Thespians Give Twelve Angry Jurors a Contemporary Twist

Nikhil Deorkar, Contributing Writer

Hang on for a minute...we're trying to find some more stories you might like.


Email This Story






From November 14th to November 16th, the courtroom came to the stage as the Morris Hills theater department presented this year’s fall play: 12 Angry Jurors. Adapted from the 1957 film 12 Angry Men, the play is a gripping courtroom drama centered around a jury deliberation over the conviction or acquittal of a young defendant on trial for murder. Initially, all but one of the jurors, who remain nameless, vote guilty without any discussion. The one juror who doesn’t, played by Zoe Tweedie, insists on a careful examination of the facts. This leads to an intense debate as the various jurors question the defendant’s background and motives as well as their values and biases.

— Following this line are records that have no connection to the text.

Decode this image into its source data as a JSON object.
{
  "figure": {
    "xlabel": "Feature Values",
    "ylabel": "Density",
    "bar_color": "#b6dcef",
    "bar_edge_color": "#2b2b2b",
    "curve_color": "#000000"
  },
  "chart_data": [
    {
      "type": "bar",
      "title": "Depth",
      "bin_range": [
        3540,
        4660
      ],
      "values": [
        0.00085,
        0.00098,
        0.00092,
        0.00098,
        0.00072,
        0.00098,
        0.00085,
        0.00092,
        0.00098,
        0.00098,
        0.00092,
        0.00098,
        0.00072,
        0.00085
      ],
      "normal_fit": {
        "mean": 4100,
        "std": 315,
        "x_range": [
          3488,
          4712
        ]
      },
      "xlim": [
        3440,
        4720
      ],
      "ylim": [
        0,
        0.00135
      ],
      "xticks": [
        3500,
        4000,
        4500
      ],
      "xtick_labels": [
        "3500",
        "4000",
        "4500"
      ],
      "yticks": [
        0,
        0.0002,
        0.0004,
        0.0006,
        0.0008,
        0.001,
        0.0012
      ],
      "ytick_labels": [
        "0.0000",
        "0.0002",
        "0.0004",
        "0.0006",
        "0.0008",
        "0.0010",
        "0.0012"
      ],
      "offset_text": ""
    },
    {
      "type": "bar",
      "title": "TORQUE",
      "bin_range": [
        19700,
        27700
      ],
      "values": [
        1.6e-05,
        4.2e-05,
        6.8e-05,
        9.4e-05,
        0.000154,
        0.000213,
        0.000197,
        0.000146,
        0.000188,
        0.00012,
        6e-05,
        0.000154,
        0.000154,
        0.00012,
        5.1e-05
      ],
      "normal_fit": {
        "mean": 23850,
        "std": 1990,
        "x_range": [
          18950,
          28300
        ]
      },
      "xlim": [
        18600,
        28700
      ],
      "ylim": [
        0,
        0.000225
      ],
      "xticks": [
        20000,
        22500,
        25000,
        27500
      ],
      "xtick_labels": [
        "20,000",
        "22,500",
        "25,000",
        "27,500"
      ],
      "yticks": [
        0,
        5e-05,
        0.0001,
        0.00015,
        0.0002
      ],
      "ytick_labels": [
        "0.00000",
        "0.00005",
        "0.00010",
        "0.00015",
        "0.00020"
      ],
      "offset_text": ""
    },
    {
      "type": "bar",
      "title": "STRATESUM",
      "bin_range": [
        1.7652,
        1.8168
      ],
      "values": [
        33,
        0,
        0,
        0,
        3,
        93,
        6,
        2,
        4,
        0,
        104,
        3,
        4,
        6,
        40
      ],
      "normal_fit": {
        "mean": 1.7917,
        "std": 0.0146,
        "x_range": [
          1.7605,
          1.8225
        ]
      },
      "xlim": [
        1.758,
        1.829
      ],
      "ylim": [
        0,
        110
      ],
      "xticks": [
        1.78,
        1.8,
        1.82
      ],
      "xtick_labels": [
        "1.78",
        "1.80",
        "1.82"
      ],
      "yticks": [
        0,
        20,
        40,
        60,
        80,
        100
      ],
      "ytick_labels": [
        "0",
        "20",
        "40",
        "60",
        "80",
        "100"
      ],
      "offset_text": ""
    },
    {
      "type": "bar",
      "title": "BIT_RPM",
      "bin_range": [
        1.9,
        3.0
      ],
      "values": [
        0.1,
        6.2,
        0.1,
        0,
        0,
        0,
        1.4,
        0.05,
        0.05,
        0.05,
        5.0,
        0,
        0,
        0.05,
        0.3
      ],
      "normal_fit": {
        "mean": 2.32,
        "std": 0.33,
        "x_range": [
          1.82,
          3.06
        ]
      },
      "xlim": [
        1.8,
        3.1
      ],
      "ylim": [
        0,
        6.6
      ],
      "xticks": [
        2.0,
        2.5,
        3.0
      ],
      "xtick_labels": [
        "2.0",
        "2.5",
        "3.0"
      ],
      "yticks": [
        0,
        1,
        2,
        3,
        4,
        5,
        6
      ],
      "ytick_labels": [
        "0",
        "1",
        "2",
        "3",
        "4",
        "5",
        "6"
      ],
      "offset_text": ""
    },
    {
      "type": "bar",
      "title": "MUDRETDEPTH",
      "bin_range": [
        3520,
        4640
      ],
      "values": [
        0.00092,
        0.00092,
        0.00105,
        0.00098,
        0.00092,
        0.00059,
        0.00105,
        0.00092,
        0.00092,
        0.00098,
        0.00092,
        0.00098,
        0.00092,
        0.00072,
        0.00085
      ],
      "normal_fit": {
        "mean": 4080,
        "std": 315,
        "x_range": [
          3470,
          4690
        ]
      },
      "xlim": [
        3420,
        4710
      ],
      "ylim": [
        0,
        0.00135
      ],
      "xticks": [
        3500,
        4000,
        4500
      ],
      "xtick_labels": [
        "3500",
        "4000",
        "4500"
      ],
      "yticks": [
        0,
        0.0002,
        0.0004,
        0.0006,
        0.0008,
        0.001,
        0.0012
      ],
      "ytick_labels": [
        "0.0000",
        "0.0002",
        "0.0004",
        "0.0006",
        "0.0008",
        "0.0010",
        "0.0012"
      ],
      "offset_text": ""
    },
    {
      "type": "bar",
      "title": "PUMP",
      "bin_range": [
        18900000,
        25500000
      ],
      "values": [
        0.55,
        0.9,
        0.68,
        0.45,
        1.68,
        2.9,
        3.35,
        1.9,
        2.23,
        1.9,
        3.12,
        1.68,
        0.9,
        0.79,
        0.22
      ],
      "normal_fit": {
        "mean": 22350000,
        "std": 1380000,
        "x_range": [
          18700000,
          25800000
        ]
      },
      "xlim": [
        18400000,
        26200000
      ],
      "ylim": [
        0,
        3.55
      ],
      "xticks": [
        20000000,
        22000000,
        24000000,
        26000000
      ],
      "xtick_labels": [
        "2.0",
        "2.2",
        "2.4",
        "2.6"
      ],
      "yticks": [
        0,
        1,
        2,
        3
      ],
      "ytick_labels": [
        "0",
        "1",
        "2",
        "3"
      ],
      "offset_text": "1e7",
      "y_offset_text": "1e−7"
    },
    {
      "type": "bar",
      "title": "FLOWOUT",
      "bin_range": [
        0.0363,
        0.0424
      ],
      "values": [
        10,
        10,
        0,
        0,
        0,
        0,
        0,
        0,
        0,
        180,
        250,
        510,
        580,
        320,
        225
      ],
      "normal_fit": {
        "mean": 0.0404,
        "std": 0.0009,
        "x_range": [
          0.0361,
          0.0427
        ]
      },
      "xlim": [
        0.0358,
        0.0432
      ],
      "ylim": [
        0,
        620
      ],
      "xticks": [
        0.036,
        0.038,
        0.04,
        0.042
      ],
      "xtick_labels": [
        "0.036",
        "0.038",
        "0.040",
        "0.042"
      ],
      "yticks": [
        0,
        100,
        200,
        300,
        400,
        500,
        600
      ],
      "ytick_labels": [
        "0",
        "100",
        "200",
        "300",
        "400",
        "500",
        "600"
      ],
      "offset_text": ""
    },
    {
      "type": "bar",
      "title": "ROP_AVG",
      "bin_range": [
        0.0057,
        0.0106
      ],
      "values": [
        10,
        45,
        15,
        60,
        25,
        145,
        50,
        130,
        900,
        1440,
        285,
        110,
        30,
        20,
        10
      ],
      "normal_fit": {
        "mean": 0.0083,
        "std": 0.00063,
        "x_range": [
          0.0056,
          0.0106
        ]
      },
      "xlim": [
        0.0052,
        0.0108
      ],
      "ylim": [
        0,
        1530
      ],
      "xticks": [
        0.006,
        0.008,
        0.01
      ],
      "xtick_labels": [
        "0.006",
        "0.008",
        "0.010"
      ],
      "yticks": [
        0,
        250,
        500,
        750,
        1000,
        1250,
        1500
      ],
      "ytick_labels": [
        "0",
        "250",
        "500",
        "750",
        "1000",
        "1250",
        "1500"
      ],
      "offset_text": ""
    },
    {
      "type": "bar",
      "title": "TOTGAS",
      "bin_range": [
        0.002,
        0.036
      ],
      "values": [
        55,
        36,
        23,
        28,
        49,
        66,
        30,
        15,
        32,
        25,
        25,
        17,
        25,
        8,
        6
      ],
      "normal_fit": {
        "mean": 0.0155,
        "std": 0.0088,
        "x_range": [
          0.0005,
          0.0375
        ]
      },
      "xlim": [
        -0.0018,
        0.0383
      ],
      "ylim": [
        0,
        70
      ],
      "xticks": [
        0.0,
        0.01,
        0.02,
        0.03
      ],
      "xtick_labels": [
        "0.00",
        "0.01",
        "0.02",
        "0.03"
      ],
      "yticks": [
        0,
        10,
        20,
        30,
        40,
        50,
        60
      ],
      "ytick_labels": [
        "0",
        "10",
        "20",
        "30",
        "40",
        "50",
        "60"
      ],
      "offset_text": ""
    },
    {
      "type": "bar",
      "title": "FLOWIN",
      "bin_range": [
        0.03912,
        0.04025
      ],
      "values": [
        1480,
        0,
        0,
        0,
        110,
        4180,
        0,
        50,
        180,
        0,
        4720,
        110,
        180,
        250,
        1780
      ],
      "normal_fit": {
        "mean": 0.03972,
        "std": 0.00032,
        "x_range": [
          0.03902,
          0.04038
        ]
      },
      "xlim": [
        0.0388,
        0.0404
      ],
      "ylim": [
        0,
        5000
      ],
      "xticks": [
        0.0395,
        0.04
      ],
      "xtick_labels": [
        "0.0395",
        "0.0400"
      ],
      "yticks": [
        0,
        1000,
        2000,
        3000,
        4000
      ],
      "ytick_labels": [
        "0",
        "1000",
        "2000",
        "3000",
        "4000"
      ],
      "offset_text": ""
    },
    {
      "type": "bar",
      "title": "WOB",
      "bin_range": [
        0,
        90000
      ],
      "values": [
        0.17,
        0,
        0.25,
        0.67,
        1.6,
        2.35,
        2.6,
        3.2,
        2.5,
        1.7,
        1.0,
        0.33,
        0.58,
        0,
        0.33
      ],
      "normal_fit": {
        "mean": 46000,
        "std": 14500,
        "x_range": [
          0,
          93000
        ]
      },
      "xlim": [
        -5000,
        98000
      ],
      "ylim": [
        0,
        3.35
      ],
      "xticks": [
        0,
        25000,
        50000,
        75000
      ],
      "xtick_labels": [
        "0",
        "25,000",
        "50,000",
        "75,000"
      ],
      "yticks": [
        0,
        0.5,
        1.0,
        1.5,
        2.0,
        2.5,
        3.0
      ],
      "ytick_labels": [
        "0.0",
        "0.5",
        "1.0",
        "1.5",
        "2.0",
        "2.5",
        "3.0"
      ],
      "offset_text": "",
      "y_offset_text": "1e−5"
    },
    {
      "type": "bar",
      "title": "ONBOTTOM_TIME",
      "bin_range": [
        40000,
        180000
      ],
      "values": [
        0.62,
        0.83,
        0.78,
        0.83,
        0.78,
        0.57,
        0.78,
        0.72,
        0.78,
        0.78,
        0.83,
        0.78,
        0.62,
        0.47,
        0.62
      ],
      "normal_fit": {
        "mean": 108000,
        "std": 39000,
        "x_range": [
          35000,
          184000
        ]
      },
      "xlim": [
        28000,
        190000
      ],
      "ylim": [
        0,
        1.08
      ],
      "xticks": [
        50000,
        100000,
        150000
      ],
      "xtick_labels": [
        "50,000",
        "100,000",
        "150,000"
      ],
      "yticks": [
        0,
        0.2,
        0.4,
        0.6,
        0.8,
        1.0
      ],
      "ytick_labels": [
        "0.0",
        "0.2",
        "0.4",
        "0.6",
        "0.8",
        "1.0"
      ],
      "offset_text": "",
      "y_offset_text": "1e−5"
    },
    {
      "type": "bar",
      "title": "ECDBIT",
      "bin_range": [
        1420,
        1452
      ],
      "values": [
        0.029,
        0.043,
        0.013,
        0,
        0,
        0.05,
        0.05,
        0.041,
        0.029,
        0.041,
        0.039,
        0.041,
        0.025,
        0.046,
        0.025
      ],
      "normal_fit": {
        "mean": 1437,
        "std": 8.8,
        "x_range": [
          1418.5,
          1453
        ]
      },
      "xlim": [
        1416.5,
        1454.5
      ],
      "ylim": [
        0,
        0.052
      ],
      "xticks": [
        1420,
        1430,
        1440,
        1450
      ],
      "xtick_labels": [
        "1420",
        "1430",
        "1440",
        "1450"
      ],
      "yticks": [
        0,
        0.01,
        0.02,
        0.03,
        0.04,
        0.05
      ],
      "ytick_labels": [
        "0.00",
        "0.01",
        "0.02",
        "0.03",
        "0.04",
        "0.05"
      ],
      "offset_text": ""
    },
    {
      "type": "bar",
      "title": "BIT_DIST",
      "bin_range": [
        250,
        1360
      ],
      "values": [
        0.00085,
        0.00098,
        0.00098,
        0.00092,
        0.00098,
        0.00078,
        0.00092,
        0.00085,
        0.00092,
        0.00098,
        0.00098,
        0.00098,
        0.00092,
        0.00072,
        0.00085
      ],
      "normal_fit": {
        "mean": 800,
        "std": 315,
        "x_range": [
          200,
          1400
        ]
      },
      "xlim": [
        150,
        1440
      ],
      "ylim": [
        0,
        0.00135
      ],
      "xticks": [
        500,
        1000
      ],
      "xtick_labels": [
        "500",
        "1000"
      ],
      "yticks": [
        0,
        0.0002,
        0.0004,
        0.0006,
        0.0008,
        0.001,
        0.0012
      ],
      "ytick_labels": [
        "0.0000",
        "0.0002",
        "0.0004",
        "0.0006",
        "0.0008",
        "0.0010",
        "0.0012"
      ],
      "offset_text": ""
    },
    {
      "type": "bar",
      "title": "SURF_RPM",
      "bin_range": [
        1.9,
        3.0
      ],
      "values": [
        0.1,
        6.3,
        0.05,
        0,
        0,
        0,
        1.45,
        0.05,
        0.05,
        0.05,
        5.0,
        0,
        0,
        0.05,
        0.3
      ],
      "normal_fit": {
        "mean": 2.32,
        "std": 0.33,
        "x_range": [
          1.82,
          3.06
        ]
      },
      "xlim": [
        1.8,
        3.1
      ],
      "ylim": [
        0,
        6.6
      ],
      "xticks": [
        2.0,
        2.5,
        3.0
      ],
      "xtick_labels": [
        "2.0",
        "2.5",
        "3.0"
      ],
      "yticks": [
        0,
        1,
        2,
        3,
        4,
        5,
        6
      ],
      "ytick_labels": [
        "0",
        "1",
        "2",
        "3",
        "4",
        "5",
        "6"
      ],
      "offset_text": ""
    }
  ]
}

The original film, 12 Angry Men, is widely considered to be a classic and is highly regarded from both a critical and popular viewpoint. It is especially acclaimed for its thematic representations of justice, judgment, duty, and identity. The Morris Hills production of 12 Angry Jurors did not shy away from these thematic complexities. As Mr. Fahrer wrote in his director’s note, “It is so easy to jump to conclusions about people whether it is due to pressure from others or because it is an easy thing to do … Until we get to know someone, we shouldn’t immediately jump to what the majority thinks.” Through its careful deconstruction of these ideas, the play presents a mirror to the audience, as both the characters and audience are forced to examine their self-image through observing the personalities, experiences, and actions of the jurors. 

 The stage was brought to life by an electrifying cast starring Zoe Tweedie, Danny Dollase, and Alec Ferguson. Effectively performing a play with such a great level of complexity and nuance is no easy task, but the cast stepped up to the challenge with energy and passion. In regards to the intensity required for the performance, junior Alec Ferguson, who played juror number seven, stated, “My favorite part of the play was at the end of act two when Danny Dollase and Zoe Tweedie had a confrontation, and Danny Dollase almost punched Zoe Tweedie. The lights would go out after that scene and the crowd would audibly gasp because of how powerful it was.” Brilliant storytelling and spellbinding performances captured the essence of a slow burn narrative as the audience was pulled through the ebb and flow of the jury’s debate. As junior audience member Dylan Baustisa commented, “I was on the edge of my seat at every moment. The cast did a great job drawing the audience into the story.”

Congratulations to the cast and stage crew on another successful performance. All of your hard work and dedication provided the Morris Hills community with an entertaining and immersive night of theater.